The US legislative response to Columbine was effectively to do nothing. Everybody knows why: the US gun lobby, funded by firearms manufacturers, campaigns to protect the Constitution’s Second Amendment provision for ‘a well-regulated militia’ which is, the Amendment claims, ‘necessary to the security of a free state’. A militia, it is worth remembering, is an amateur army.

In Richard Ford’s novel Be Mine (2023), an aging Frank Bascombe visits ‘the Comanche mall’. Here, ‘as in many public places now – and for perfectly supportable reasons’, Frank feels that ‘someone from somewhere may be about to shoot me’. An American undergraduate recently told me that every day for five years, between the ages of thirteen and seventeen, she imagined constantly that she might be murdered: because she was in school. American kindergartens and elementary schools routinely conduct ‘active shooter drills’: what to do when somebody from somewhere arrives to shoot you.

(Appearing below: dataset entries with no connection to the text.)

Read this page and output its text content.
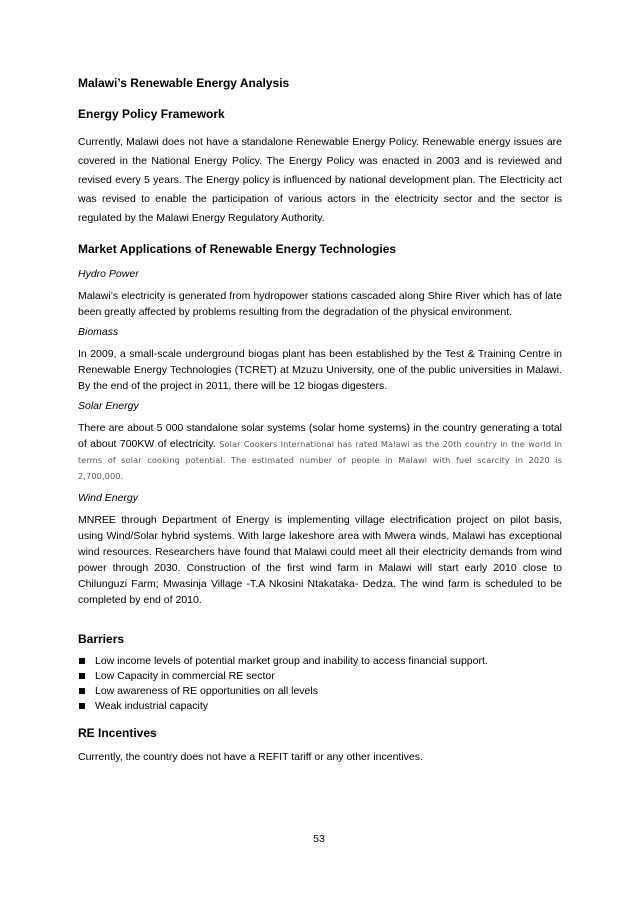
Malawi’s Renewable Energy Analysis
Energy Policy Framework

Currently, Malawi does not have a standalone Renewable Energy Policy. Renewable energy issues are covered in the National Energy Policy. The Energy Policy was enacted in 2003 and is reviewed and revised every 5 years. The Energy policy is influenced by national development plan. The Electricity act was revised to enable the participation of various actors in the electricity sector and the sector is regulated by the Malawi Energy Regulatory Authority.

Market Applications of Renewable Energy Technologies

Hydro Power

Malawi’s electricity is generated from hydropower stations cascaded along Shire River which has of late been greatly affected by problems resulting from the degradation of the physical environment.

Biomass

In 2009, a small-scale underground biogas plant has been established by the Test & Training Centre in Renewable Energy Technologies (TCRET) at Mzuzu University, one of the public universities in Malawi. By the end of the project in 2011, there will be 12 biogas digesters.

Solar Energy

There are about 5 000 standalone solar systems (solar home systems) in the country generating a total of about 700KW of electricity. Solar Cookers International has rated Malawi as the 20th country in the world in terms of solar cooking potential. The estimated number of people in Malawi with fuel scarcity in 2020 is 2,700,000.

Wind Energy

MNREE through Department of Energy is implementing village electrification project on pilot basis, using Wind/Solar hybrid systems. With large lakeshore area with Mwera winds, Malawi has exceptional wind resources. Researchers have found that Malawi could meet all their electricity demands from wind power through 2030. Construction of the first wind farm in Malawi will start early 2010 close to Chilunguzi Farm; Mwasinja Village -T.A Nkosini Ntakataka- Dedza. The wind farm is scheduled to be completed by end of 2010.

Barriers
Low income levels of potential market group and inability to access financial support.
Low Capacity in commercial RE sector
Low awareness of RE opportunities on all levels
Weak industrial capacity
RE Incentives

Currently, the country does not have a REFIT tariff or any other incentives.

53
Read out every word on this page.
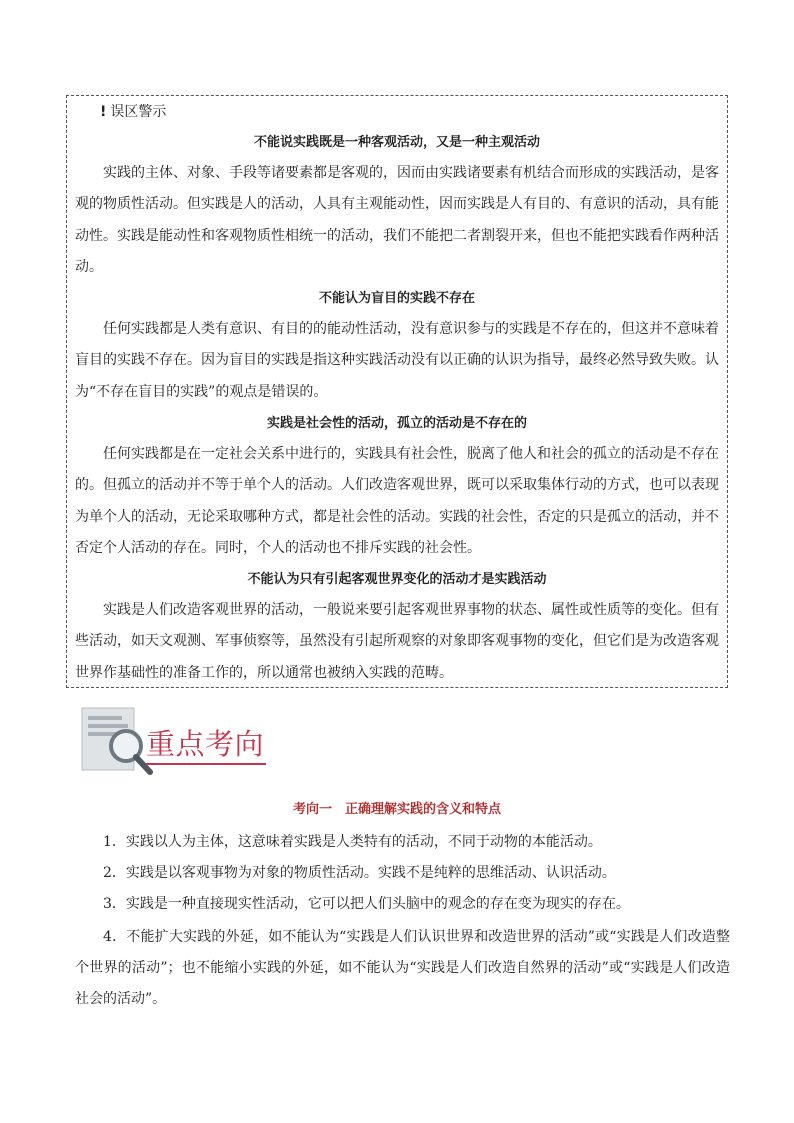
! 误区警示
不能说实践既是一种客观活动，又是一种主观活动

实践的主体、对象、手段等诸要素都是客观的，因而由实践诸要素有机结合而形成的实践活动，是客观的物质性活动。但实践是人的活动，人具有主观能动性，因而实践是人有目的、有意识的活动，具有能动性。实践是能动性和客观物质性相统一的活动，我们不能把二者割裂开来，但也不能把实践看作两种活动。

不能认为盲目的实践不存在

任何实践都是人类有意识、有目的的能动性活动，没有意识参与的实践是不存在的，但这并不意味着盲目的实践不存在。因为盲目的实践是指这种实践活动没有以正确的认识为指导，最终必然导致失败。认为“不存在盲目的实践”的观点是错误的。

实践是社会性的活动，孤立的活动是不存在的

任何实践都是在一定社会关系中进行的，实践具有社会性，脱离了他人和社会的孤立的活动是不存在的。但孤立的活动并不等于单个人的活动。人们改造客观世界，既可以采取集体行动的方式，也可以表现为单个人的活动，无论采取哪种方式，都是社会性的活动。实践的社会性，否定的只是孤立的活动，并不否定个人活动的存在。同时，个人的活动也不排斥实践的社会性。

不能认为只有引起客观世界变化的活动才是实践活动

实践是人们改造客观世界的活动，一般说来要引起客观世界事物的状态、属性或性质等的变化。但有些活动，如天文观测、军事侦察等，虽然没有引起所观察的对象即客观事物的变化，但它们是为改造客观世界作基础性的准备工作的，所以通常也被纳入实践的范畴。

重点考向
考向一　正确理解实践的含义和特点

1．实践以人为主体，这意味着实践是人类特有的活动，不同于动物的本能活动。

2．实践是以客观事物为对象的物质性活动。实践不是纯粹的思维活动、认识活动。

3．实践是一种直接现实性活动，它可以把人们头脑中的观念的存在变为现实的存在。

4．不能扩大实践的外延，如不能认为“实践是人们认识世界和改造世界的活动”或“实践是人们改造整个世界的活动”；也不能缩小实践的外延，如不能认为“实践是人们改造自然界的活动”或“实践是人们改造社会的活动”。
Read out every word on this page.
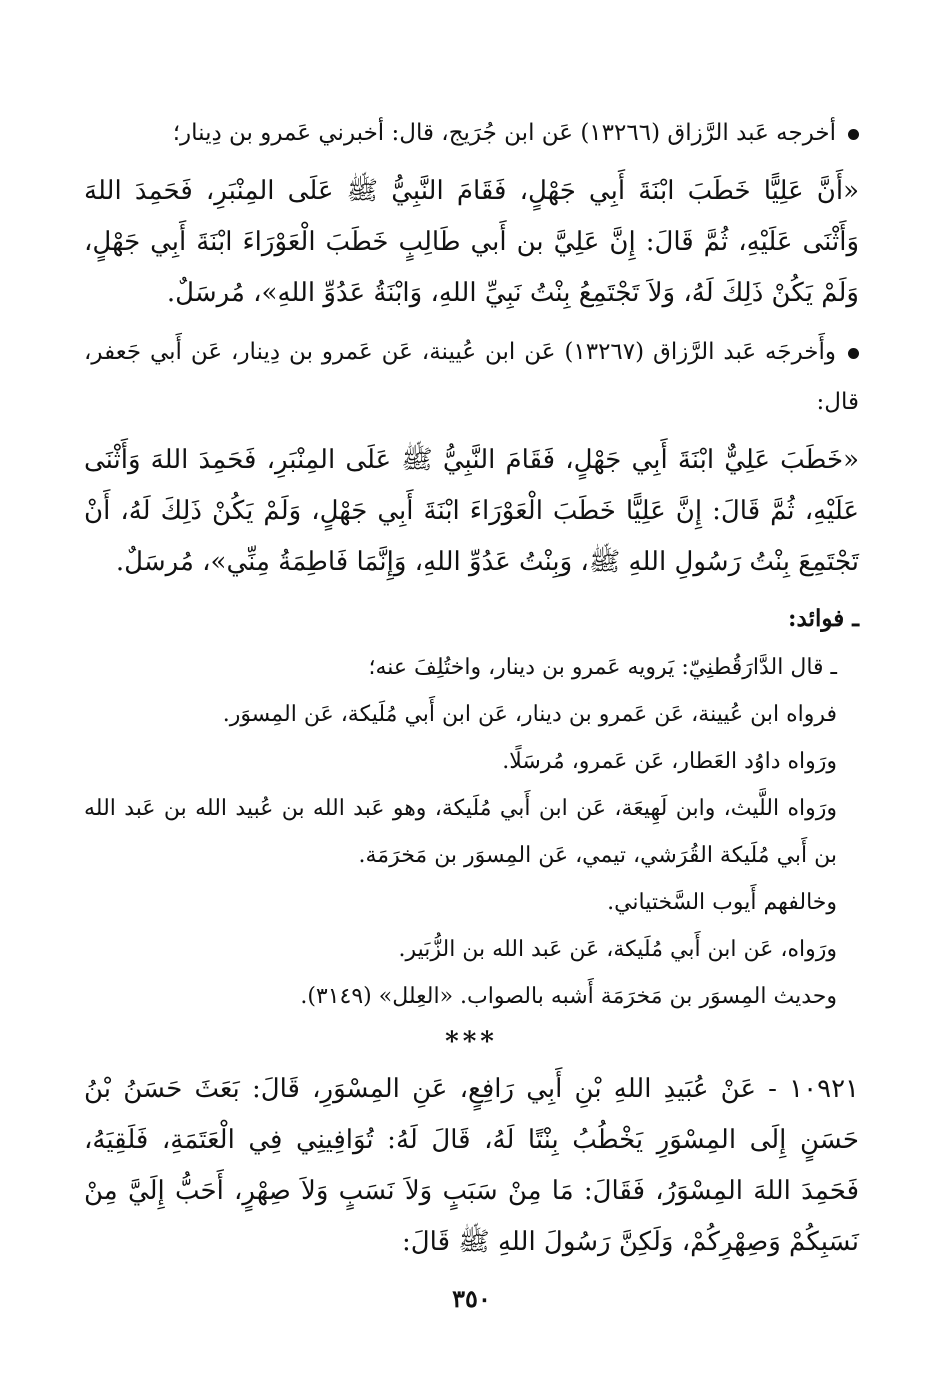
أخرجه عَبد الرَّزاق (١٣٢٦٦) عَن ابن جُرَيج، قال: أخبرني عَمرو بن دِينار؛

«أَنَّ عَلِيًّا خَطَبَ ابْنَةَ أَبِي جَهْلٍ، فَقَامَ النَّبِيُّ ﷺ عَلَى المِنْبَرِ، فَحَمِدَ اللهَ وَأَثْنَى عَلَيْهِ، ثُمَّ قَالَ: إِنَّ عَلِيَّ بن أَبي طَالِبٍ خَطَبَ الْعَوْرَاءَ ابْنَةَ أَبِي جَهْلٍ، وَلَمْ يَكُنْ ذَلِكَ لَهُ، وَلاَ تَجْتَمِعُ بِنْتُ نَبِيِّ اللهِ، وَابْنَةُ عَدُوِّ اللهِ»، مُرسَلٌ.

وأَخرجَه عَبد الرَّزاق (١٣٢٦٧) عَن ابن عُيينة، عَن عَمرو بن دِينار، عَن أَبي جَعفر، قال:

«خَطَبَ عَلِيٌّ ابْنَةَ أَبِي جَهْلٍ، فَقَامَ النَّبِيُّ ﷺ عَلَى المِنْبَرِ، فَحَمِدَ اللهَ وَأَثْنَى عَلَيْهِ، ثُمَّ قَالَ: إِنَّ عَلِيًّا خَطَبَ الْعَوْرَاءَ ابْنَةَ أَبِي جَهْلٍ، وَلَمْ يَكُنْ ذَلِكَ لَهُ، أَنْ تَجْتَمِعَ بِنْتُ رَسُولِ اللهِ ﷺ، وَبِنْتُ عَدُوِّ اللهِ، وَإِنَّمَا فَاطِمَةُ مِنِّي»، مُرسَلٌ.

ـ فوائد:

ـ قال الدَّارَقُطنِيّ: يَرويه عَمرو بن دينار، واختُلِفَ عنه؛

فرواه ابن عُيينة، عَن عَمرو بن دينار، عَن ابن أَبي مُلَيكة، عَن المِسوَر.

ورَواه داوُد العَطار، عَن عَمرو، مُرسَلًا.

ورَواه اللَّيث، وابن لَهِيعَة، عَن ابن أَبي مُلَيكة، وهو عَبد الله بن عُبيد الله بن عَبد الله بن أَبي مُلَيكة القُرَشي، تيمي، عَن المِسوَر بن مَخرَمَة.

وخالفهم أَيوب السَّختياني.

ورَواه، عَن ابن أَبي مُلَيكة، عَن عَبد الله بن الزُّبَير.

وحديث المِسوَر بن مَخرَمَة أَشبه بالصواب. «العِلل» (٣١٤٩).

***

١٠٩٢١ - عَنْ عُبَيدِ اللهِ بْنِ أَبِي رَافِعٍ، عَنِ المِسْوَرِ، قَالَ: بَعَثَ حَسَنُ بْنُ حَسَنٍ إِلَى المِسْوَرِ يَخْطُبُ بِنْتًا لَهُ، قَالَ لَهُ: تُوَافِينِي فِي الْعَتَمَةِ، فَلَقِيَهُ، فَحَمِدَ اللهَ المِسْوَرُ، فَقَالَ: مَا مِنْ سَبَبٍ وَلاَ نَسَبٍ وَلاَ صِهْرٍ، أَحَبُّ إِلَيَّ مِنْ نَسَبِكُمْ وَصِهْرِكُمْ، وَلَكِنَّ رَسُولَ اللهِ ﷺ قَالَ:

٣٥٠
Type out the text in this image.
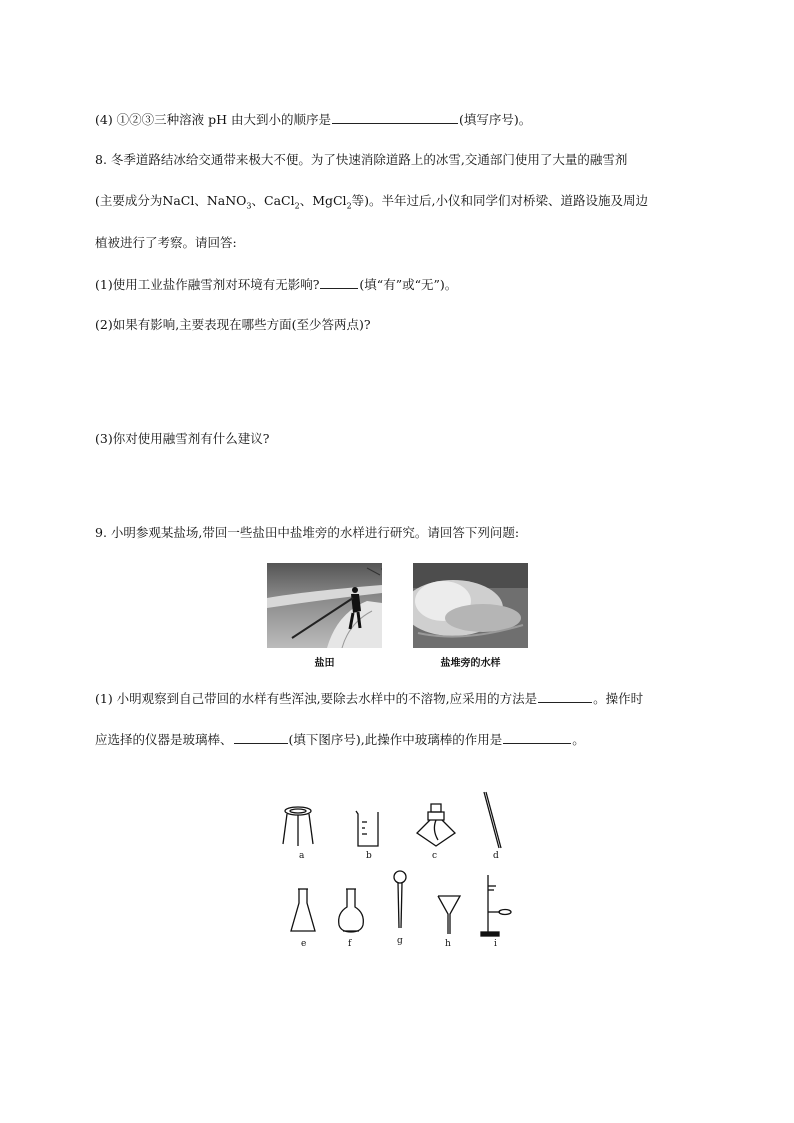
(4) ①②③三种溶液 pH 由大到小的顺序是	(填写序号)。
8. 冬季道路结冰给交通带来极大不便。为了快速消除道路上的冰雪,交通部门使用了大量的融雪剂
(主要成分为NaCl、NaNO$_3$、CaCl$_2$、MgCl$_2$等)。半年过后,小仪和同学们对桥梁、道路设施及周边
植被进行了考察。请回答:
(1)使用工业盐作融雪剂对环境有无影响?	(填“有”或“无”)。
(2)如果有影响,主要表现在哪些方面(至少答两点)?
(3)你对使用融雪剂有什么建议?
9. 小明参观某盐场,带回一些盐田中盐堆旁的水样进行研究。请回答下列问题:
盐田	盐堆旁的水样
(1) 小明观察到自己带回的水样有些浑浊,要除去水样中的不溶物,应采用的方法是	。操作时
应选择的仪器是玻璃棒、	(填下图序号),此操作中玻璃棒的作用是	。
a	b	c	d
e	f	g	h	i
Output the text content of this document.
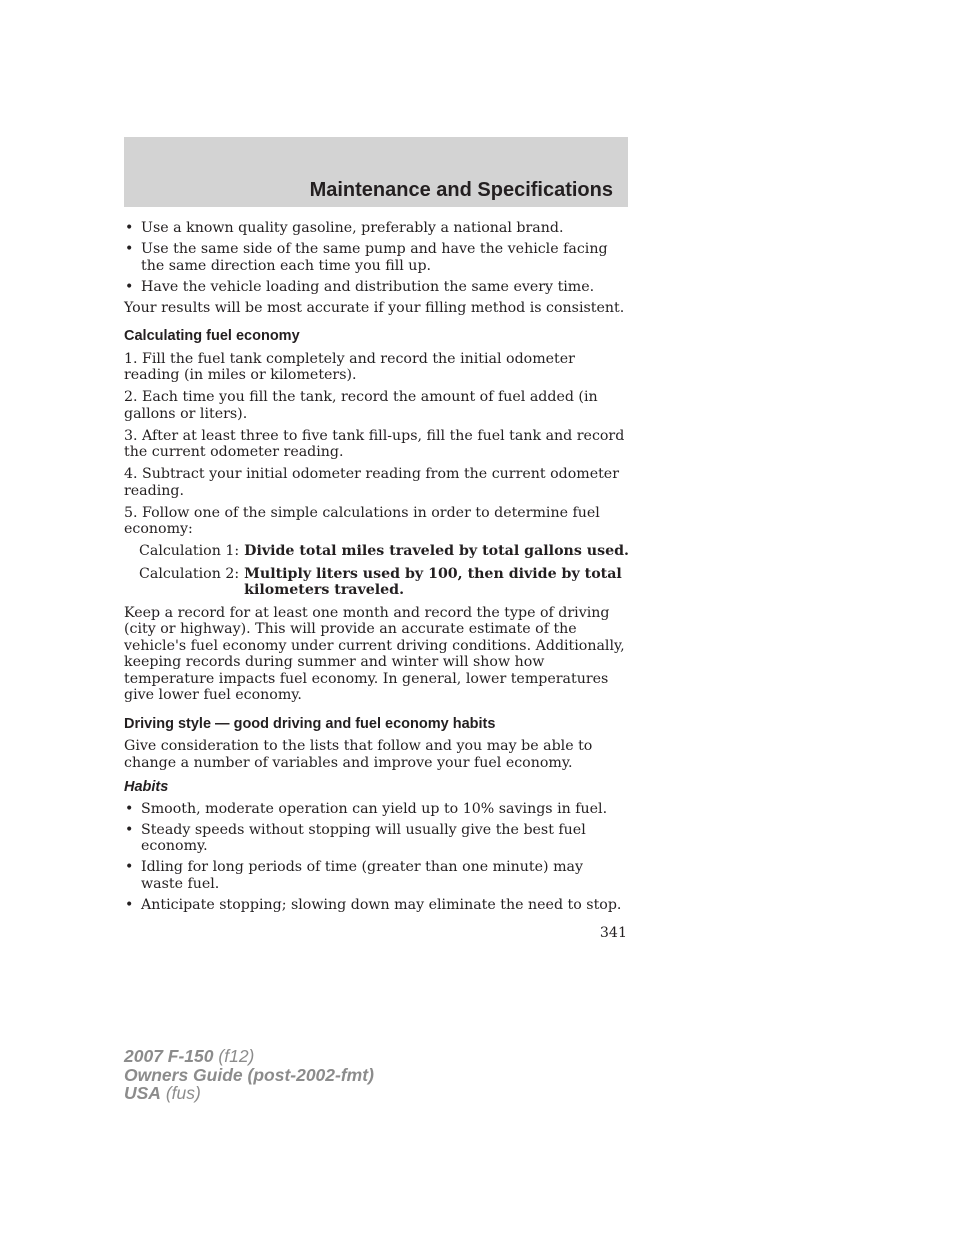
Maintenance and Specifications
• Use a known quality gasoline, preferably a national brand.
• Use the same side of the same pump and have the vehicle facing the same direction each time you fill up.
• Have the vehicle loading and distribution the same every time.

Your results will be most accurate if your filling method is consistent.

Calculating fuel economy

1. Fill the fuel tank completely and record the initial odometer reading (in miles or kilometers).

2. Each time you fill the tank, record the amount of fuel added (in gallons or liters).

3. After at least three to five tank fill-ups, fill the fuel tank and record the current odometer reading.

4. Subtract your initial odometer reading from the current odometer reading.

5. Follow one of the simple calculations in order to determine fuel economy:

Calculation 1: Divide total miles traveled by total gallons used.
Calculation 2: Multiply liters used by 100, then divide by total kilometers traveled.

Keep a record for at least one month and record the type of driving (city or highway). This will provide an accurate estimate of the vehicle's fuel economy under current driving conditions. Additionally, keeping records during summer and winter will show how temperature impacts fuel economy. In general, lower temperatures give lower fuel economy.

Driving style — good driving and fuel economy habits

Give consideration to the lists that follow and you may be able to change a number of variables and improve your fuel economy.

Habits
• Smooth, moderate operation can yield up to 10% savings in fuel.
• Steady speeds without stopping will usually give the best fuel economy.
• Idling for long periods of time (greater than one minute) may waste fuel.
• Anticipate stopping; slowing down may eliminate the need to stop.
341
2007 F-150 (f12)
Owners Guide (post-2002-fmt)
USA (fus)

In the quarter-century-plus since Columbine, the mass shooting – of which the school shooting has become a kind of nightmarish subgenre – has become an American folk ritual. The alienated or mentally ill young man, alone in his room. The efforts by parents to reach him – or the absence, physical or emotional, of father, mother, carer … The growing cache of weapons. The warning signs. The unease. The massacre. The numbers of the dead and wounded. The suicide. The statement by the local sheriff. The vigil. The psychological autopsy of the shooter: could we have known? The call for ‘gun control’. The legislative void.

All of this is known, all of this is grimly tedious to tell. In June 2022, President Joe Biden signed the Bipartisan Safer Communities Act, a bill that funded crisis centres and school mental health programmes, as well as school security: metal detectors at the school doors, and so forth. Since Biden signed the bill, there have been over 100 shooting incidents at schools and universities in the US. The statistics, too, are tedious to recount. In the first four months of 2026, there were 134 mass shootings in the United States, where a mass shooting is defined as involving three or more victims. A study conducted in 2025 by criminologists at the University of Colorado Boulder found that one in fifteen Americans had witnessed a mass shooting, and that two per cent of the US population had been injured in a mass shooting.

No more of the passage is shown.